What We Talk About When We Talk About Class
Date Written: 07/12/2016
Year Published: 2016
Resource Type: Article
Cx Number: CX22208
Professor of sociology at North Carolina State, Michael Schwalbe, reflects on the intrinsic contradiction of teaching and researching about class in the United States while benefiting from his own class position.
In the course I teach on social class in America, I show students how capitalism generates inequalities in wealth, status, and power. What I offer is not a moral critique of capitalism but rather an empirically grounded analysis of how it works, at a nuts-and-bolts level, to create and maintain a disproportionate flow of material and symbolic resources to the capitalist class. That capitalism does this is, as Noam Chomsky might say, uncontroversial. Or, as a student double-majoring in sociology and business once said to me, "You talk about a lot of the same things my business professors do, but you sure talk about them differently."

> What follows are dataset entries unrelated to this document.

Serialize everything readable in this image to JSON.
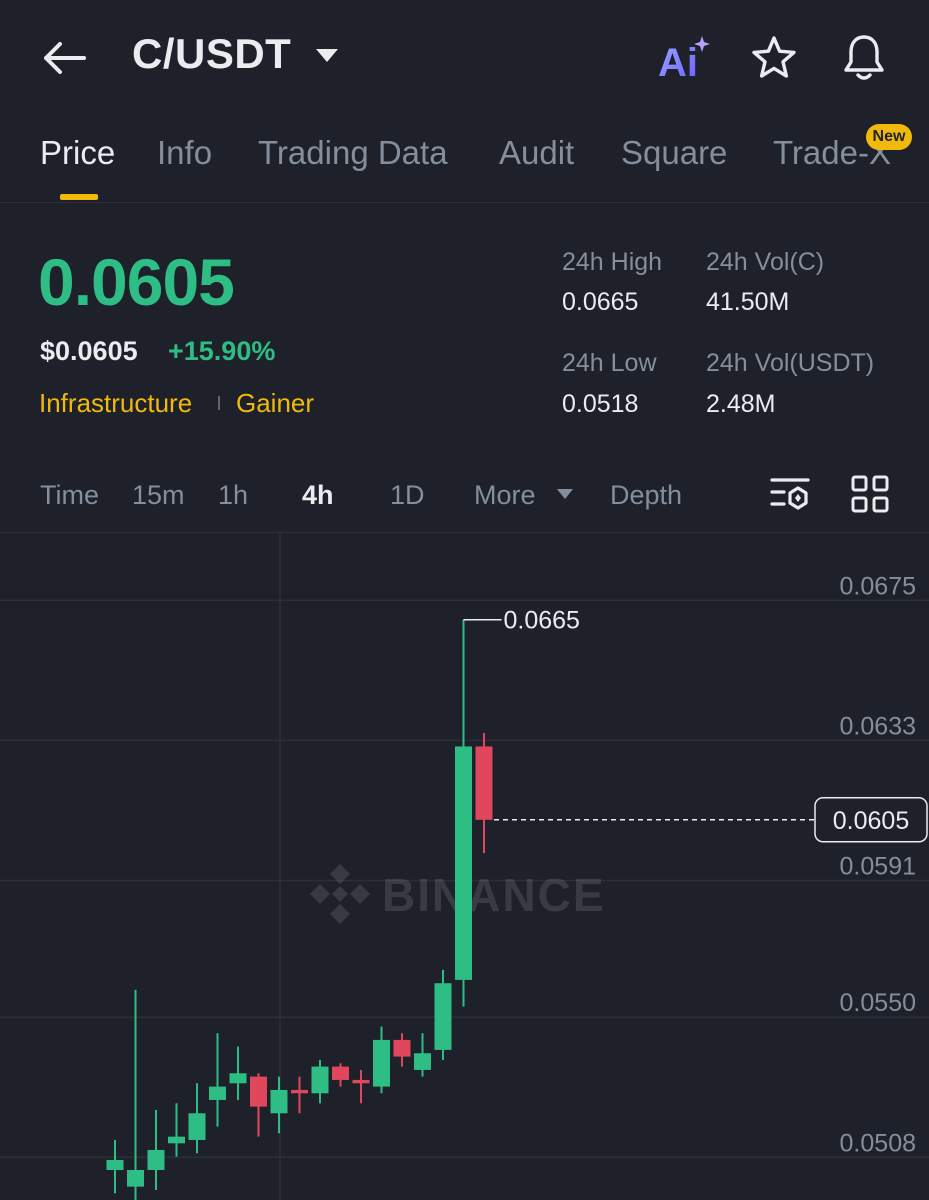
{
  "header": {
    "title": "C/USDT",
    "icons": {
      "back": "arrow-left-icon",
      "dropdown": "caret-down-icon",
      "ai": "ai-sparkle-icon",
      "favorite": "star-icon",
      "alerts": "bell-icon"
    },
    "ai_label": "Ai"
  },
  "tabs": [
    {
      "label": "Price",
      "active": true
    },
    {
      "label": "Info",
      "active": false
    },
    {
      "label": "Trading Data",
      "active": false
    },
    {
      "label": "Audit",
      "active": false
    },
    {
      "label": "Square",
      "active": false
    },
    {
      "label": "Trade-X",
      "active": false
    }
  ],
  "new_badge": "New",
  "ticker": {
    "last_price": "0.0605",
    "usd_price": "$0.0605",
    "change_pct": "+15.90%",
    "tags": [
      "Infrastructure",
      "Gainer"
    ]
  },
  "stats": {
    "high_label": "24h High",
    "high_value": "0.0665",
    "vol_base_label": "24h Vol(C)",
    "vol_base_value": "41.50M",
    "low_label": "24h Low",
    "low_value": "0.0518",
    "vol_quote_label": "24h Vol(USDT)",
    "vol_quote_value": "2.48M"
  },
  "intervals": [
    {
      "label": "Time",
      "active": false
    },
    {
      "label": "15m",
      "active": false
    },
    {
      "label": "1h",
      "active": false
    },
    {
      "label": "4h",
      "active": true
    },
    {
      "label": "1D",
      "active": false
    },
    {
      "label": "More",
      "active": false
    },
    {
      "label": "Depth",
      "active": false
    }
  ],
  "colors": {
    "up": "#2ebd85",
    "down": "#e0475c",
    "accent": "#f0b90b",
    "bg": "#1e2129"
  },
  "chart_data": {
    "type": "candlestick",
    "watermark": "BINANCE",
    "y_ticks": [
      "0.0675",
      "0.0633",
      "0.0591",
      "0.0550",
      "0.0508"
    ],
    "ylim": [
      0.0491,
      0.0691
    ],
    "high_marker": "0.0665",
    "last_price_marker": "0.0605",
    "candles": [
      {
        "o": 0.05,
        "h": 0.0509,
        "l": 0.0493,
        "c": 0.0503
      },
      {
        "o": 0.0495,
        "h": 0.0554,
        "l": 0.049,
        "c": 0.05
      },
      {
        "o": 0.05,
        "h": 0.0518,
        "l": 0.0494,
        "c": 0.0506
      },
      {
        "o": 0.0508,
        "h": 0.052,
        "l": 0.0504,
        "c": 0.051
      },
      {
        "o": 0.0509,
        "h": 0.0526,
        "l": 0.0505,
        "c": 0.0517
      },
      {
        "o": 0.0521,
        "h": 0.0541,
        "l": 0.0513,
        "c": 0.0525
      },
      {
        "o": 0.0526,
        "h": 0.0537,
        "l": 0.0521,
        "c": 0.0529
      },
      {
        "o": 0.0528,
        "h": 0.0529,
        "l": 0.051,
        "c": 0.0519
      },
      {
        "o": 0.0517,
        "h": 0.0528,
        "l": 0.0511,
        "c": 0.0524
      },
      {
        "o": 0.0524,
        "h": 0.0528,
        "l": 0.0517,
        "c": 0.0523
      },
      {
        "o": 0.0523,
        "h": 0.0533,
        "l": 0.052,
        "c": 0.0531
      },
      {
        "o": 0.0531,
        "h": 0.0532,
        "l": 0.0525,
        "c": 0.0527
      },
      {
        "o": 0.0527,
        "h": 0.053,
        "l": 0.052,
        "c": 0.0526
      },
      {
        "o": 0.0525,
        "h": 0.0543,
        "l": 0.0523,
        "c": 0.0539
      },
      {
        "o": 0.0539,
        "h": 0.0541,
        "l": 0.0531,
        "c": 0.0534
      },
      {
        "o": 0.053,
        "h": 0.0541,
        "l": 0.0528,
        "c": 0.0535
      },
      {
        "o": 0.0536,
        "h": 0.056,
        "l": 0.0533,
        "c": 0.0556
      },
      {
        "o": 0.0557,
        "h": 0.0665,
        "l": 0.0549,
        "c": 0.0627
      },
      {
        "o": 0.0627,
        "h": 0.0631,
        "l": 0.0595,
        "c": 0.0605
      }
    ]
  }
}
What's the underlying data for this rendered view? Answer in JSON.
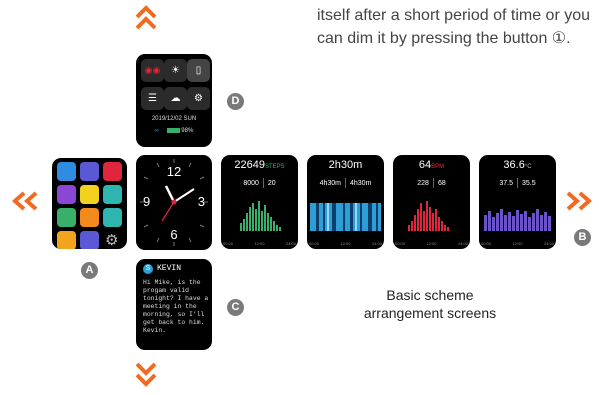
{
  "instructions_text": "itself after a short period of time or you can dim it by pressing the button ①.",
  "caption": "Basic scheme arrangement screens",
  "markers": {
    "a": "A",
    "b": "B",
    "c": "C",
    "d": "D"
  },
  "control_panel": {
    "date": "2019/12/02 SUN",
    "battery": "98%"
  },
  "message": {
    "name": "KEVIN",
    "body": "Hi Mike, is the progam valid tonight? I have a meeting in the morning, so I'll get back to him. Kevin."
  },
  "clock": {
    "n12": "12",
    "n3": "3",
    "n6": "6",
    "n9": "9"
  },
  "steps": {
    "value": "22649",
    "unit": "STEPS",
    "left": "8000",
    "right": "20"
  },
  "sleep": {
    "value": "2h30m",
    "left": "4h30m",
    "right": "4h30m"
  },
  "heart": {
    "value": "64",
    "unit": "BPM",
    "left": "228",
    "right": "68"
  },
  "temp": {
    "value": "36.6",
    "unit": "°C",
    "left": "37.5",
    "right": "35.5"
  },
  "axis": {
    "start": "00:00",
    "mid": "12:00",
    "end": "24:00"
  },
  "colors": {
    "arrow": "#f26a21",
    "marker": "#7a7a7a",
    "steps_bars": "#39b06a",
    "sleep_bars": "#2e9fd6",
    "heart_bars": "#e0263c",
    "temp_bars": "#6b52c9"
  }
}
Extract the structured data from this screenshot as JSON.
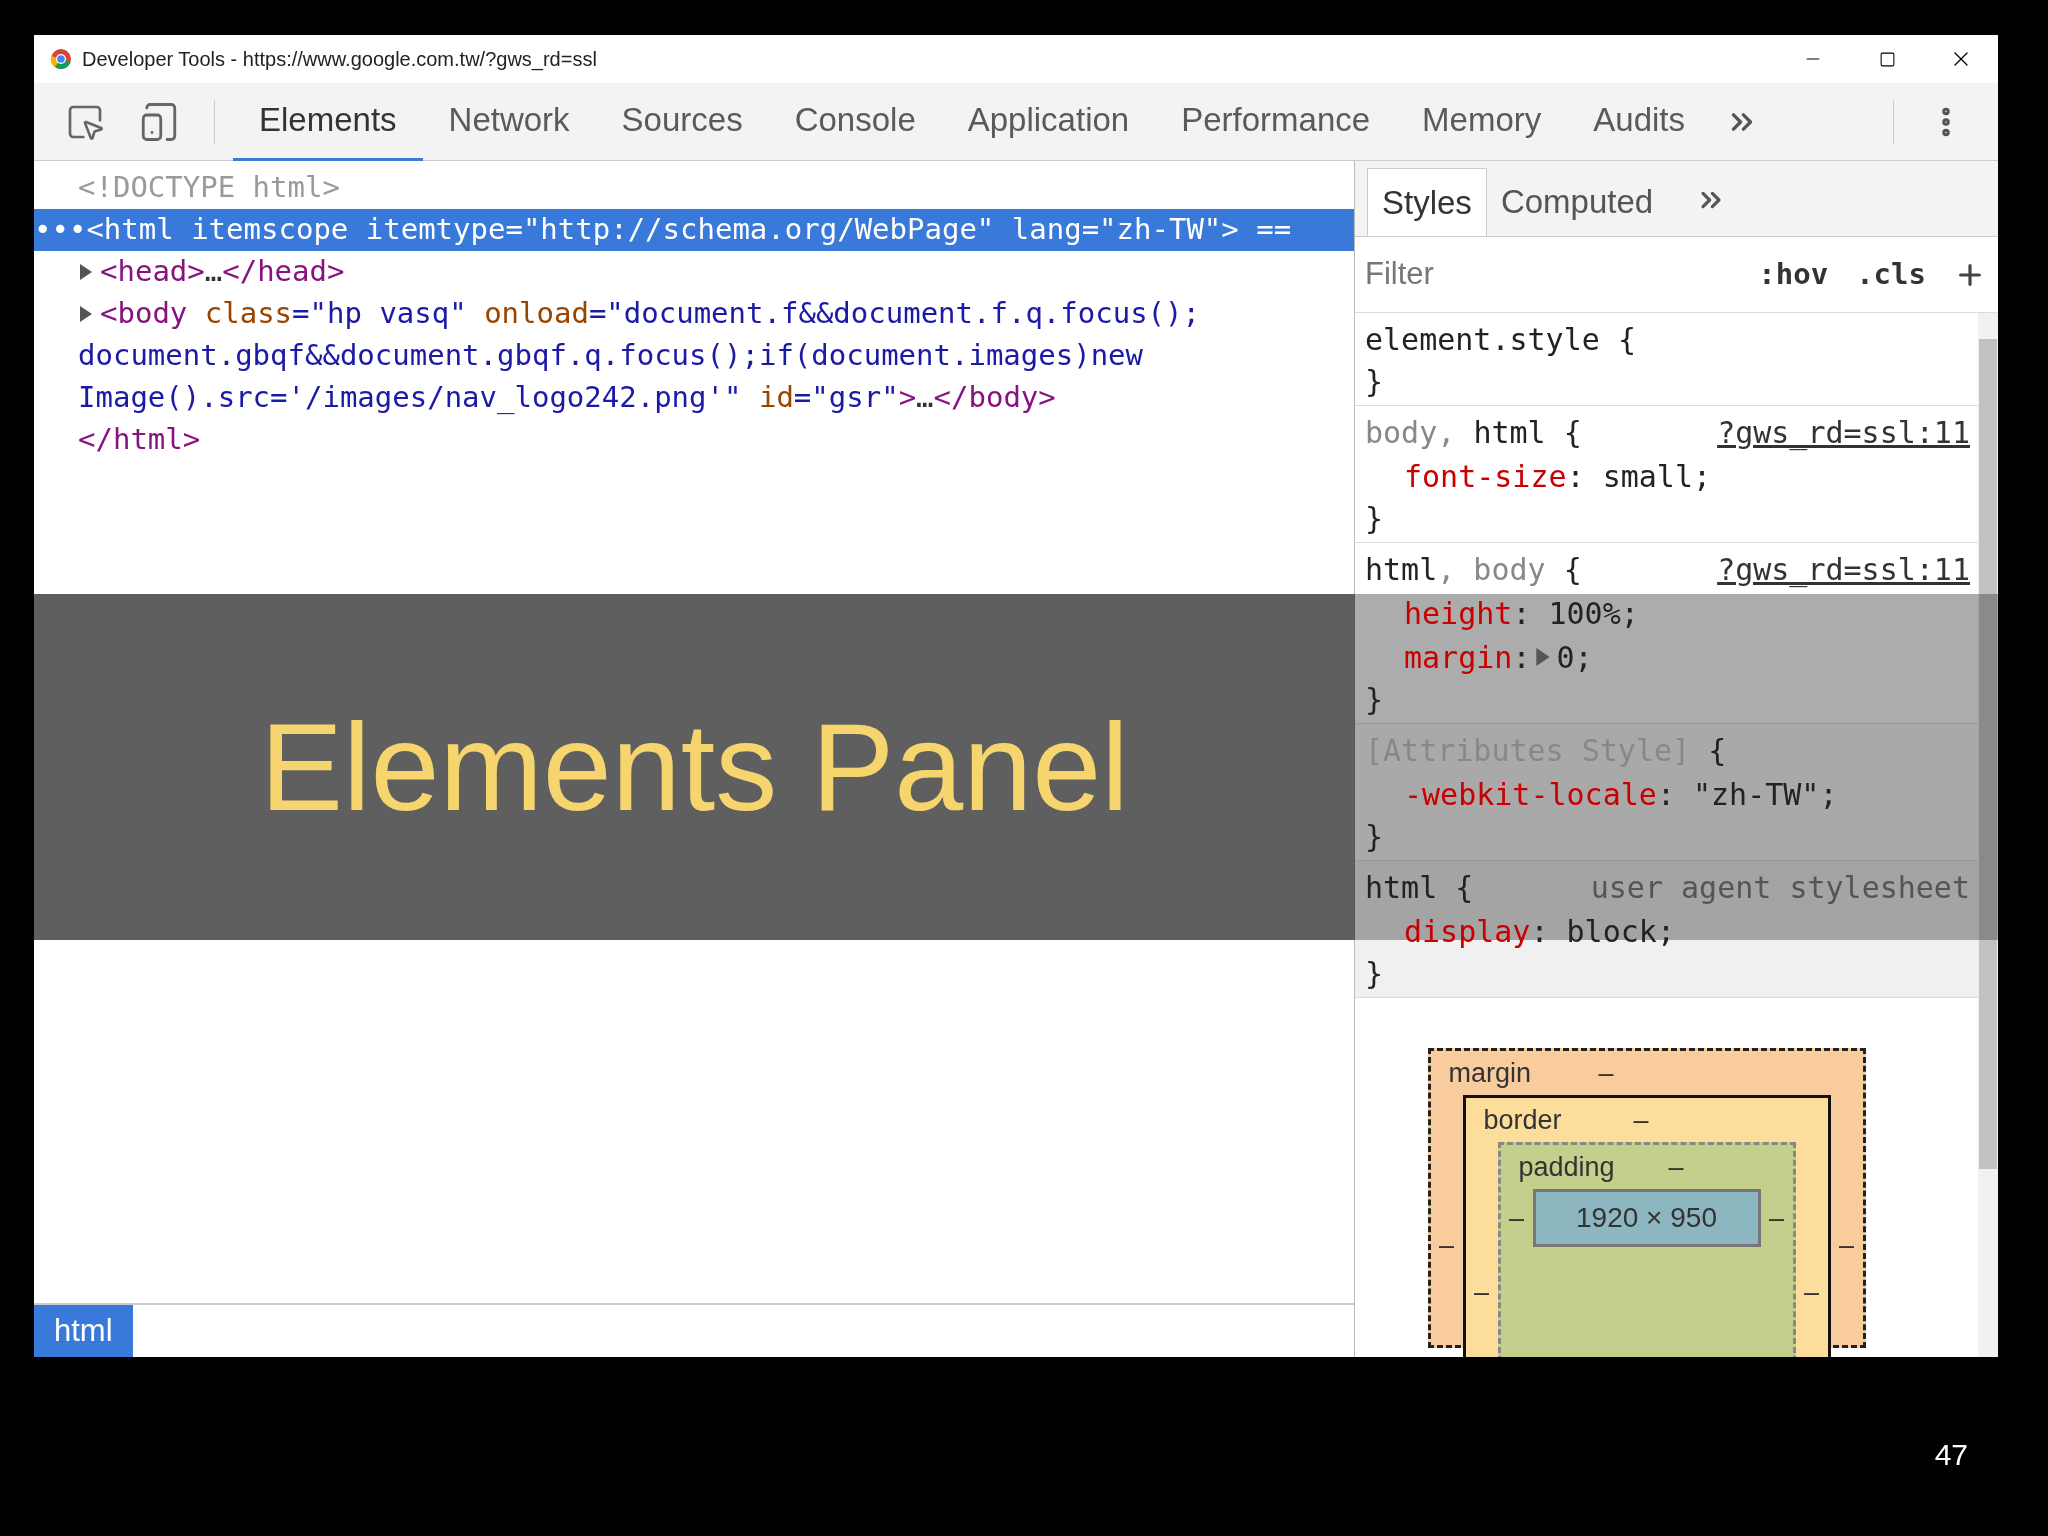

Once my students understand how capitalism works and the full range of consequences it produces, their moral intuition tells them what's wrong with this form of economy. They recognize the unfairness of a system premised on the exploitation of labor; a system that allows wealth to accumulate to an unlimited degree and thus belie claims to provide equal opportunity; a system that wastes vast human potential; a system that undermines democracy by concentrating power in the hands of a relative few. I make the point that sociological analysis can't tell us what's right or wrong, but it can inform our moral judgments by helping us see how our social practices affirm or betray our best values.